Saying that Morris has a penchant for reenactments is like saying that John Woo apparently has a penchant for shoot outs. You do realize he's done more films since Vernon, Florida, I hope. I guess not because, if she had, Ms. Cisar would understand there's nothing apparent about this penchant which just happens to be a major part of Morris' style. She also remarks, "Here, in contrast, Morris rips his subjects out of their environs, depicting them only with head-and-shoulders shots in front of a plain studio background." Hello…? Mr. Death ring a bell? Read up on the Interrotron some time. Why is his choice of framing bad? What effect does direct eye contact have in Morris' films?
"The reenactments add little to the documentary and have the unsettling effect of looking like a Nike commercial."
This, Ms. Cisar, is because you went to the film expecting a Frontline documentary or a conventional look at the psychology of the soldiers involved. Instead you got something very different and apparently could make neither heads nor tails of it. Did you spend any time trying to understand what those staged scenes do for the film? How do these scenes relate to the interviews? How do they affect the pacing, the flow of the film?
Morris is a former gumshoe and he's spent hours in his films entertaining the notion of truth – watch The Thin Blue Line, Mr. Death, and The Fog of War. Listen to this interview with Morris by Christopher Lydon. You get to the heart of what intrigues Morris when you ask, "Where is the big-T "Truth" in these photos?" but you dismiss this, the kernel of things, after but one paragraph. No wonder this review is so terrible. Ms. Cisar stumbles onto the director's favorite theme and then forgets about it as if she'd never come across it in the first place. She wants "an emotional and disturbing expose of the soldiers' inner psychology" but, since that's not what Morris' has on offer, the director's stylistic devices that deal with his theme of choice are just white noise for the reviewer.

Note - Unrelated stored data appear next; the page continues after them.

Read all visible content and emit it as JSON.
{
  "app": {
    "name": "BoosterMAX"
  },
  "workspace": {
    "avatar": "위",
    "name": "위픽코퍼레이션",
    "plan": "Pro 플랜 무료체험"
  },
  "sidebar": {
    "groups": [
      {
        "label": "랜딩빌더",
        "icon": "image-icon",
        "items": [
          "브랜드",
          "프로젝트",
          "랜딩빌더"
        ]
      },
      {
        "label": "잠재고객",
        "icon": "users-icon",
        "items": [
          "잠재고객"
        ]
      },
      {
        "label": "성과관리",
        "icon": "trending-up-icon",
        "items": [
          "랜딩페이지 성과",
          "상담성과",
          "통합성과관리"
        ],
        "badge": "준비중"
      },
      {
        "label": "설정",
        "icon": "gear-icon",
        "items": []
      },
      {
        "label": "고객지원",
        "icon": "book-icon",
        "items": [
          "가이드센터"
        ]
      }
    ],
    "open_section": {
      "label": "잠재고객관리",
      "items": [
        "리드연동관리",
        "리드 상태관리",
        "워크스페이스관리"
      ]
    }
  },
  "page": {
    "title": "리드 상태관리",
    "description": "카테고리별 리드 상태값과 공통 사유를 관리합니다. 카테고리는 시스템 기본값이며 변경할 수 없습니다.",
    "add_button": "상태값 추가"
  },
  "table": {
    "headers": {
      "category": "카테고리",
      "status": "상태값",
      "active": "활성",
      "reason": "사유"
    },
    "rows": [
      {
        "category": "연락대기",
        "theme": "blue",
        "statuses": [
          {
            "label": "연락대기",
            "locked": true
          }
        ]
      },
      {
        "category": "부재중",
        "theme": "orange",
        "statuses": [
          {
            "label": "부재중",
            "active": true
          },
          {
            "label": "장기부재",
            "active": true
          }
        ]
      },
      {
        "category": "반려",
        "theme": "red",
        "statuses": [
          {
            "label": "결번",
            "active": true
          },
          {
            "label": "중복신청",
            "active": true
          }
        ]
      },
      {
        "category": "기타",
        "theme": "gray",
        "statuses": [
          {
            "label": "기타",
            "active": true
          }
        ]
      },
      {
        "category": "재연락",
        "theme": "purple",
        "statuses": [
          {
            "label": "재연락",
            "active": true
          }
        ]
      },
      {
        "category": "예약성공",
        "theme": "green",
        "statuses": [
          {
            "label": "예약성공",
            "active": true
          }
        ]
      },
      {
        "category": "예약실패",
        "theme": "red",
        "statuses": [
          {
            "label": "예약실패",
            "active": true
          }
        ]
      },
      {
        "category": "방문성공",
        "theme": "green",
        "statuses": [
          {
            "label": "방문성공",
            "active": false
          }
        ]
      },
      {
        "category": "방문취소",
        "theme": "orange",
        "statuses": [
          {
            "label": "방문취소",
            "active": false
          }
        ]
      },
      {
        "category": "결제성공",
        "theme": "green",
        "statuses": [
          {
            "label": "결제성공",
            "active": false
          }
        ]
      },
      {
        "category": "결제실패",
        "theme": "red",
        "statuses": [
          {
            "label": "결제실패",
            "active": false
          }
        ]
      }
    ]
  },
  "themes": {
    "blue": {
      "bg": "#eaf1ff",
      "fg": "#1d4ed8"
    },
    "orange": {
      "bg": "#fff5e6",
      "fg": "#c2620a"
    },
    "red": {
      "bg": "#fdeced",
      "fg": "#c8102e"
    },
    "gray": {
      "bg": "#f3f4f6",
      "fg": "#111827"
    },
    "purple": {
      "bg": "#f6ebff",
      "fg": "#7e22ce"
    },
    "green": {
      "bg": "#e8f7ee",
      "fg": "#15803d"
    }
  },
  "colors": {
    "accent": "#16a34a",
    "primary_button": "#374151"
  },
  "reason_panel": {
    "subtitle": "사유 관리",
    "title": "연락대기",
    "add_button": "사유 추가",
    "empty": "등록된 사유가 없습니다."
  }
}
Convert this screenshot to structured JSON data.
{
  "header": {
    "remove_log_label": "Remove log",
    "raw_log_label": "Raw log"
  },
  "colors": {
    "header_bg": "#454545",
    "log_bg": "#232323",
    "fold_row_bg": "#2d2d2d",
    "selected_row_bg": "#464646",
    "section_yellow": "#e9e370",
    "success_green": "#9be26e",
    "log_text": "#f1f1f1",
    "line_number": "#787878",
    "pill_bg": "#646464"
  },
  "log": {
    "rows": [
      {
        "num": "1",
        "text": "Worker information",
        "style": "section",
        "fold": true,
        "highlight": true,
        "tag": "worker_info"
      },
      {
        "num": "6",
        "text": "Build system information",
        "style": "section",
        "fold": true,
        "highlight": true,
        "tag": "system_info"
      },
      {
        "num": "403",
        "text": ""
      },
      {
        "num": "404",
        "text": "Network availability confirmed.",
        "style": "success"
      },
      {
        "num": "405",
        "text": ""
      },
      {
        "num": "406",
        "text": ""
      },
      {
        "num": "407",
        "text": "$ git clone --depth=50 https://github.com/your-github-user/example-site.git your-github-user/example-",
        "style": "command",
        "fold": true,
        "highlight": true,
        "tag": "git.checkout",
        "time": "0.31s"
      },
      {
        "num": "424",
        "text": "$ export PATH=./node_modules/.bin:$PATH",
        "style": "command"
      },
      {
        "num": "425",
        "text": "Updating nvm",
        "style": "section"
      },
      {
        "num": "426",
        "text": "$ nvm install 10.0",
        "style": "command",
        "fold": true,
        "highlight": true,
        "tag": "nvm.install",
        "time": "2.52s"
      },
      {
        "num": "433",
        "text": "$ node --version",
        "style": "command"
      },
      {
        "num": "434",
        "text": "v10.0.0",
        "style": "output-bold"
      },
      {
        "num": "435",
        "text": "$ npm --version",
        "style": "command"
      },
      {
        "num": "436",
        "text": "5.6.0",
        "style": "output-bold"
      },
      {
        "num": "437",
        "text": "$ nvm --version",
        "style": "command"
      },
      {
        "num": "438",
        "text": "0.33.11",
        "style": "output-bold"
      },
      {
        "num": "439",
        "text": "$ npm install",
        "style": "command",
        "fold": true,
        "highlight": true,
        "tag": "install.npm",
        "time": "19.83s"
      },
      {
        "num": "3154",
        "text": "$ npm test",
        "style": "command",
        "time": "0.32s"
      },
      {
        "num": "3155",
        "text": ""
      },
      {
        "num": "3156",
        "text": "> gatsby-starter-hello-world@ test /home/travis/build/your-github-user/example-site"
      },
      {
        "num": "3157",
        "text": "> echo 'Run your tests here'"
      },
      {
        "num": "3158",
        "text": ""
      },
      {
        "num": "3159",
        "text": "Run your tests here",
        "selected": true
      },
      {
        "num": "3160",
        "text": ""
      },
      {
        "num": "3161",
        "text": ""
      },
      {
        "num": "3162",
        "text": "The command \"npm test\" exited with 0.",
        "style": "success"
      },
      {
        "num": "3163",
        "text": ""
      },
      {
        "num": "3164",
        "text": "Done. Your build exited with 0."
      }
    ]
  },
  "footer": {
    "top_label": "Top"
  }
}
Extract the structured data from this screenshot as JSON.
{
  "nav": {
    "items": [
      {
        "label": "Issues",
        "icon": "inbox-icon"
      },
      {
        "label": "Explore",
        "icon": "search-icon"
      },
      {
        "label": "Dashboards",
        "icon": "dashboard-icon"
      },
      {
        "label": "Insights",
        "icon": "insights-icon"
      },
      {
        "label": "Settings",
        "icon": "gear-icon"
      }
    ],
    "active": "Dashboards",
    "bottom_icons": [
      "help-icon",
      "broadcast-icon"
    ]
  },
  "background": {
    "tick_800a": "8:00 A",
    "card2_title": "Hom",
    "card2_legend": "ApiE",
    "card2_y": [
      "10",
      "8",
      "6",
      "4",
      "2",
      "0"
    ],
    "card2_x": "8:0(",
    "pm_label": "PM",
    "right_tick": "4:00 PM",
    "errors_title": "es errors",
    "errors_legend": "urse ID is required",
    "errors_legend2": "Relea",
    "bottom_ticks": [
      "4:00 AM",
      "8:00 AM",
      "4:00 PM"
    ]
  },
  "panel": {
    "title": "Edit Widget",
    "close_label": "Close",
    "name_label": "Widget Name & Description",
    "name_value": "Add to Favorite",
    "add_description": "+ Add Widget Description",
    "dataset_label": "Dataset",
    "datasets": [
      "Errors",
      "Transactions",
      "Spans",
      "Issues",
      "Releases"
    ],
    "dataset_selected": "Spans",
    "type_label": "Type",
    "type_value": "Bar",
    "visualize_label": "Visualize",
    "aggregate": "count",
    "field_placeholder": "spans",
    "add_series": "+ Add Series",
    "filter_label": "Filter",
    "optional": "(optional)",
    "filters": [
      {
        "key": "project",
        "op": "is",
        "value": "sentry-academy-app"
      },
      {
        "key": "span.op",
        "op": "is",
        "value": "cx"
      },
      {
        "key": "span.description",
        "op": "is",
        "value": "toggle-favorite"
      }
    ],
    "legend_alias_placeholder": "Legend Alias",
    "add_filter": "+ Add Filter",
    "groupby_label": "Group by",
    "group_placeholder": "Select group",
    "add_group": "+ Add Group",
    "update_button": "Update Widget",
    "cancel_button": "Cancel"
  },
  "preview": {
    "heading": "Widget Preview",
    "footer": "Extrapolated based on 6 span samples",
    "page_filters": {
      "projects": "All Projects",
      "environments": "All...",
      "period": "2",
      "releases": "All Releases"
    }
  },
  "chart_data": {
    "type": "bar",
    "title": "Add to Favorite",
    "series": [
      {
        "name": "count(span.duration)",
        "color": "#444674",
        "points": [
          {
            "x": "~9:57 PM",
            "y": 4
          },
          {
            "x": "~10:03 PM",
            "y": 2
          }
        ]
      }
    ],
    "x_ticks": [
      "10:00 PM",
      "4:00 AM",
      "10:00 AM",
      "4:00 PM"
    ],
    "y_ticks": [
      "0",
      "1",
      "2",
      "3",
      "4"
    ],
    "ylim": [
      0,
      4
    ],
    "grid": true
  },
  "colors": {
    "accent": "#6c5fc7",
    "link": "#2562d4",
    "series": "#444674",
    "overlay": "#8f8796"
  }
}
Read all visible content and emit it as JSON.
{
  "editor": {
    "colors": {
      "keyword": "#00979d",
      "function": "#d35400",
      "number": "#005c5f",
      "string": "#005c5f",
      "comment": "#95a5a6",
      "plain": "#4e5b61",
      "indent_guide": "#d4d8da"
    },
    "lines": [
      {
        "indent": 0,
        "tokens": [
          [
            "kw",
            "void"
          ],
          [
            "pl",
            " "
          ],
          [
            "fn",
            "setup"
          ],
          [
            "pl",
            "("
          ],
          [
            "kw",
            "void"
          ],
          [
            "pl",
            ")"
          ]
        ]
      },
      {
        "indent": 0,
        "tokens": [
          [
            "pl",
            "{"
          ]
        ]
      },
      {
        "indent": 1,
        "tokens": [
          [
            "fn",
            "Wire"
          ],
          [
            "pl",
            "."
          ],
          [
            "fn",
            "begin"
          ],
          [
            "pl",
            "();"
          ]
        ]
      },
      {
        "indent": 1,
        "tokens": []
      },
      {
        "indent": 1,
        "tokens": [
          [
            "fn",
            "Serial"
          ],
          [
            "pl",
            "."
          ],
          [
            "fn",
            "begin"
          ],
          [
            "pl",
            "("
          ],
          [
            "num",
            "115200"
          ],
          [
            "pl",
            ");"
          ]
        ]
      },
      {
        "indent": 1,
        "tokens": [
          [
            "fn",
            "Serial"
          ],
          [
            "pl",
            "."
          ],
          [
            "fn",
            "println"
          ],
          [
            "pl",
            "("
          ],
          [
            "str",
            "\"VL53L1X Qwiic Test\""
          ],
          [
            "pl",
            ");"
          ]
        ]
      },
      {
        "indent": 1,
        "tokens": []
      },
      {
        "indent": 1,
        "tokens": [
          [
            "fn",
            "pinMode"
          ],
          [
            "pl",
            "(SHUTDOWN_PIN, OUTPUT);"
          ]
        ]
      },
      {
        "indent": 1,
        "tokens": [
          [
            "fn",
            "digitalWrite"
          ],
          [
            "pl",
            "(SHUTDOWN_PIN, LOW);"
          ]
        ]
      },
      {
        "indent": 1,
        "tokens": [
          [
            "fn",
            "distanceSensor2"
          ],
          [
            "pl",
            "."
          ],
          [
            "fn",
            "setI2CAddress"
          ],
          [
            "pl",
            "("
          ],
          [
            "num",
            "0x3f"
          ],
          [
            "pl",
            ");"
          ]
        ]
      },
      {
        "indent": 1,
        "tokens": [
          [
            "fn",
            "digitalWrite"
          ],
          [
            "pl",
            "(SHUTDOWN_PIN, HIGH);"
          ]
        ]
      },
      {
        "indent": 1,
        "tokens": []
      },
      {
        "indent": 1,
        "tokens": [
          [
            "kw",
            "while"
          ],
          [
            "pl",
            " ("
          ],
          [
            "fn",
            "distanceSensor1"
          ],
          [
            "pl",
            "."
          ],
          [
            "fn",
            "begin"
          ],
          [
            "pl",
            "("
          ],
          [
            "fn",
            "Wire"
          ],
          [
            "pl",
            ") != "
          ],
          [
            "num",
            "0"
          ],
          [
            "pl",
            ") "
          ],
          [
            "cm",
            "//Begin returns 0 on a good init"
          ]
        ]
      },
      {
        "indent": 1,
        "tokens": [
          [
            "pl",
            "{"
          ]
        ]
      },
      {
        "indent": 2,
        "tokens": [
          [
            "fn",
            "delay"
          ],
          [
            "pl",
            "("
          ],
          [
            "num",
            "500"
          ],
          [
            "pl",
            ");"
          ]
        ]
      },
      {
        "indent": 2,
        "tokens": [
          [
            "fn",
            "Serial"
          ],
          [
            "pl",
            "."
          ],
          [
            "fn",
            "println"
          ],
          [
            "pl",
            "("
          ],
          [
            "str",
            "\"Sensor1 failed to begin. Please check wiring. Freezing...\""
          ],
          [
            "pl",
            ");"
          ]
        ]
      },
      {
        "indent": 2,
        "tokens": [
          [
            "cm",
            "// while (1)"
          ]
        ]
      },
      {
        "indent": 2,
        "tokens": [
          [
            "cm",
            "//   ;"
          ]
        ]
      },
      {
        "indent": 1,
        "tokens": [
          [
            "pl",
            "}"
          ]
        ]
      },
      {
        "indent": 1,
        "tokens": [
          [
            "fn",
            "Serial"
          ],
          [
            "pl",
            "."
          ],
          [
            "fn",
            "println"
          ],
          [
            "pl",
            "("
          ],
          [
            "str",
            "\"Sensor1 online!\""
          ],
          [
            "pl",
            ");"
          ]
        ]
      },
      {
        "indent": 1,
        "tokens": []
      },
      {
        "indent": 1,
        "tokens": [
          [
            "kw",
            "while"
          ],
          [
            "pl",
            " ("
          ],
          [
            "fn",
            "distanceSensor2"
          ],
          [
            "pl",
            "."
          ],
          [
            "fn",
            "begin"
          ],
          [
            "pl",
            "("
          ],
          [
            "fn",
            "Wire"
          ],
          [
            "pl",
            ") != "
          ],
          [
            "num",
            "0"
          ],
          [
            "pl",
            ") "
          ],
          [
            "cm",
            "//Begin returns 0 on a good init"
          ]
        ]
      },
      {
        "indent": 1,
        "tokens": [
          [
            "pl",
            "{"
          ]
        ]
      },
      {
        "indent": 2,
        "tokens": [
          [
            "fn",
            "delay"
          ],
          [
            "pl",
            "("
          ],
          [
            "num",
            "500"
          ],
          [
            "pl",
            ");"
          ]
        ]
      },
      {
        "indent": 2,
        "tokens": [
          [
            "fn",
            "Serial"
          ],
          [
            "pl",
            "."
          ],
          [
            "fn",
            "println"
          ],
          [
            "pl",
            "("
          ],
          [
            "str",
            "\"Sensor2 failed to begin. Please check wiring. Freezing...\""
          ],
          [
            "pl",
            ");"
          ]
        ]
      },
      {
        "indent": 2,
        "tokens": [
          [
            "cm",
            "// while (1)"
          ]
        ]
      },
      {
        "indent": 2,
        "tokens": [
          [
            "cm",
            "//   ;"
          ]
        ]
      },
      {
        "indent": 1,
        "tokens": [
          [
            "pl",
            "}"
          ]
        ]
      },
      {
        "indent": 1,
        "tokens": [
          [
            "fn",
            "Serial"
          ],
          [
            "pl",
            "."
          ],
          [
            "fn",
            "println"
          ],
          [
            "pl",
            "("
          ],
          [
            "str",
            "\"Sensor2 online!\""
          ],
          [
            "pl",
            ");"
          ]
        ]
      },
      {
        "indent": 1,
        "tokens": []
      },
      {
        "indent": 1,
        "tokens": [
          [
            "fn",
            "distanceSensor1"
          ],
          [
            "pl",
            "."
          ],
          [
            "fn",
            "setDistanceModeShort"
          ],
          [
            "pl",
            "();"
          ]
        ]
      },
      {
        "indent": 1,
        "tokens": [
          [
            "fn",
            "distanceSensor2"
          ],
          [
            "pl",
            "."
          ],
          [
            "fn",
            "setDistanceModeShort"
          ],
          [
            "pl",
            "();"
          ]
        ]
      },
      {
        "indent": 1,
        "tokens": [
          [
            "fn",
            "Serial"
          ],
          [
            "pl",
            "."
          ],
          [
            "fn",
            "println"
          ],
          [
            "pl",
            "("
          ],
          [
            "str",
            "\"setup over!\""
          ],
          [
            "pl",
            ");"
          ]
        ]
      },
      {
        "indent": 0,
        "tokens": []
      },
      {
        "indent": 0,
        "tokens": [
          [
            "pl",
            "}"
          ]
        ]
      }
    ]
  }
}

Ms. Cisar, your review reads like you've seen only one of his previous films so you can't place S.O.P. in the larger context of Morris' oeuvre. Plus you sound dumbfounded at stylistic elements that the director has been employing for years. Come on! The Thin Blue Line came out in 1988 and all you can muster is that Morris "apparently" likes reenactments?! He's used the Interrotron since 1997 when he debuted it in Fast, Cheap and Out of Control, which is where you should turn if you want portraits by Morris of people's inner psychology.
I've been impressed with some of Ms. Cisar's recent work but this is highly disappointing. Without taking the time to consider what Morris does, it's little more than an extended complaint that the director doesn't conform to convention.
2 comments:
Thank you. It often seems as though reviewers have been reviewing a different movie, at least a different movie than the one I thought I had made. Is it of no interest to examine the nightmare reality of Abu Ghraib? Particularly, as an example of the nightmare reality of this current war? I tried to put the Abu Ghraib photographs into the context of Abu Ghraib. Thank you for putting this current movie into the context of other movies I have made.
Errol Morris
You're quite welcome. My film studies at the UW have finally paid off. ;) I understand that everyone brings their own biases to the theater when they go to see a film but I expected something more from someone getting paid to write a review and Ms. Cisar is no dummy.
Now please go make some Nike commercials so you can get your next film out before I turn 40. And, if you need a PA to make you coffee on your next shoot, you know where to find me. I work cheap.